Tené most recently Co-Produced the documentary, BOUND: Africans vs African Americans with Peres Owino and Isaiah Washington, which premiered at the Seattle International Film Festival, and has been in festivals around the world, including Toronto, Los Angeles, Chicago, Houston, Berlin, and has been shown in Universities including Harvard University and the University of Virginia.  BOUND is currently on iTunes, https://itunes.apple.com/us/movie/bound-africans-vs-african/id989662587 .


Tené has also directed the play, “What Fools These Mortals Be, AMIRITE?” by Donna Latham for the Scriptwriters 10x10 Play Festival; as well as, “A Black Woman’s Response to Shahrazad Ali,” and “They Say,” by Johnathan Johnston for Houston’s Fade to Black 10 Minute Staged Reading Series. She was also an assistant director for the play Pterodactyls.

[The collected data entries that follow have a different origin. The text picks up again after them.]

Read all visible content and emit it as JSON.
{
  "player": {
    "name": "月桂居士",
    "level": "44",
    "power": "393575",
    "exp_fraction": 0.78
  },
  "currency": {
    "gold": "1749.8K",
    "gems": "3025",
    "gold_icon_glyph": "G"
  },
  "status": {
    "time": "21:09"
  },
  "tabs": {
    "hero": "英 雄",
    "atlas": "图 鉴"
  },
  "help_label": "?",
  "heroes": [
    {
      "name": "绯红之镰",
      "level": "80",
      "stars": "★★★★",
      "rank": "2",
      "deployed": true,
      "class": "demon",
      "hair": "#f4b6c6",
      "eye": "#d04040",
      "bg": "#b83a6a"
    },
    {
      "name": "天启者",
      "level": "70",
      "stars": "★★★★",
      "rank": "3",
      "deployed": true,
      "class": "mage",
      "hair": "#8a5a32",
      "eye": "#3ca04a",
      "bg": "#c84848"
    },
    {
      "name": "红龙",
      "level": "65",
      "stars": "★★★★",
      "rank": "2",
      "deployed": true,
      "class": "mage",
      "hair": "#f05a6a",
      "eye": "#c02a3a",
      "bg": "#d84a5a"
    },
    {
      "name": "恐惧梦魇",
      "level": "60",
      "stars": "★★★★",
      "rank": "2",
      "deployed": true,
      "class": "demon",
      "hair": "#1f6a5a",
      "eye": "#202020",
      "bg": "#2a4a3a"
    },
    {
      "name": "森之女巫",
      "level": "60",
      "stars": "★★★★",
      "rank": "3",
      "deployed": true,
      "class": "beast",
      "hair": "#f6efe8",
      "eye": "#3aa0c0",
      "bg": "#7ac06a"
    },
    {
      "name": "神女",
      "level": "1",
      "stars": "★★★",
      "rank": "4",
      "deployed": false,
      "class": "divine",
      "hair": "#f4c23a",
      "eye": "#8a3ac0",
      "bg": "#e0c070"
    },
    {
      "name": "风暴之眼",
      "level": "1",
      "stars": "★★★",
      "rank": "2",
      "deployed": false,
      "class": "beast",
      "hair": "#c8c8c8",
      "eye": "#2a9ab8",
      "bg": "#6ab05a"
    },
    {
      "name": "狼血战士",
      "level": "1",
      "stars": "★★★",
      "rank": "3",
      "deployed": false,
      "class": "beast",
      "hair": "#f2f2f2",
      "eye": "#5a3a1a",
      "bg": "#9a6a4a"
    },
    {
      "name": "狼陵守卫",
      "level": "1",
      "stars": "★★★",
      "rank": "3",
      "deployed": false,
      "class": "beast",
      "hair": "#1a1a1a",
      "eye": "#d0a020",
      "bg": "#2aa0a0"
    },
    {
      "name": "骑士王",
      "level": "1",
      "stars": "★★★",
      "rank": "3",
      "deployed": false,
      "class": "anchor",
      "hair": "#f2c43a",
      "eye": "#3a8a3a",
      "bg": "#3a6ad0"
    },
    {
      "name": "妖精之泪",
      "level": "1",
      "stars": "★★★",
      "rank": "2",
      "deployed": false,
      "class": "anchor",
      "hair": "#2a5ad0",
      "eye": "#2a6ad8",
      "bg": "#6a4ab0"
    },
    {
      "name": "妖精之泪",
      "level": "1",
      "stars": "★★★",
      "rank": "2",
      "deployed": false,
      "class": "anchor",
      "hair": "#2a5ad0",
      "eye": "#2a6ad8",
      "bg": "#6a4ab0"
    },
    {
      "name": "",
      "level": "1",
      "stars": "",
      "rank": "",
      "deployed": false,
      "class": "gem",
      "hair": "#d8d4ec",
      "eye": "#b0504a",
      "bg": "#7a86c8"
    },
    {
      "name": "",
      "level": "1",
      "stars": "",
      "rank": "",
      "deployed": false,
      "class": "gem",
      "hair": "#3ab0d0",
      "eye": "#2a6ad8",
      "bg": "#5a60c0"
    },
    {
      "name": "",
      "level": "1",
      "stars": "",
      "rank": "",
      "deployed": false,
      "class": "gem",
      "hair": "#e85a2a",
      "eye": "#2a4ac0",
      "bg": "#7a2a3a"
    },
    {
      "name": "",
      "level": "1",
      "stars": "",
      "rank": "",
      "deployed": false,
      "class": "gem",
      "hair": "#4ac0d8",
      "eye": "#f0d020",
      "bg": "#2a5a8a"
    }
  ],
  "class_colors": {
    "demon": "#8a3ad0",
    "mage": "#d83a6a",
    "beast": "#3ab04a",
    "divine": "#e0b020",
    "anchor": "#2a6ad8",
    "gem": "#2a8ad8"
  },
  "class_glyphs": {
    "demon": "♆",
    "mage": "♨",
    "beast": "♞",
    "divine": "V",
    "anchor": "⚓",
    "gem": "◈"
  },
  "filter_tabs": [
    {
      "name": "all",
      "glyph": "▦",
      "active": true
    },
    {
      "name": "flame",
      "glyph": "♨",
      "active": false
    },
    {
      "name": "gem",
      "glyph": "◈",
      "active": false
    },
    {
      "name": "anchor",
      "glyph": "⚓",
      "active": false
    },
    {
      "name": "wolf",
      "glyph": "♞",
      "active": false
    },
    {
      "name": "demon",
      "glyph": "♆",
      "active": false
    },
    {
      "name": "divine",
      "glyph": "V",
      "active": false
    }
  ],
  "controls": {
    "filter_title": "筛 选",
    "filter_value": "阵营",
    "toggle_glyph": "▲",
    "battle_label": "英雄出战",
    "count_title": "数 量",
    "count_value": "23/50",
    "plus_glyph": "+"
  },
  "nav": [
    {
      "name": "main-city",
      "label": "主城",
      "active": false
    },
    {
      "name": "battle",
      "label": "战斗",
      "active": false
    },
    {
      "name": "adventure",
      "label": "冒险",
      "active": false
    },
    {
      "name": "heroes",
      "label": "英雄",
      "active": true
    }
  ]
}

She is a recipient of the Distinguished Alumni Award given by the Florida A&M University Alumni Association –Southern California Chapter and has earned her Masters in Education,  adding Educator to her list of accomplishments; and has taught Theater with the Los Angeles Unified School District’s- Arts Education Branch for 11 Years, and is currently teaching Secondary Theater with Dulles Middle School.  Teaching credits also include Shakespeare and Company, as well as MainStreet Theater.


Although Tené is honored and humbled by the many blessings she has received, she still believes there is more work to be done.  “Though there have been many who have created the path before me, as I walk this path, I must make a contribution, clearing the way for others.”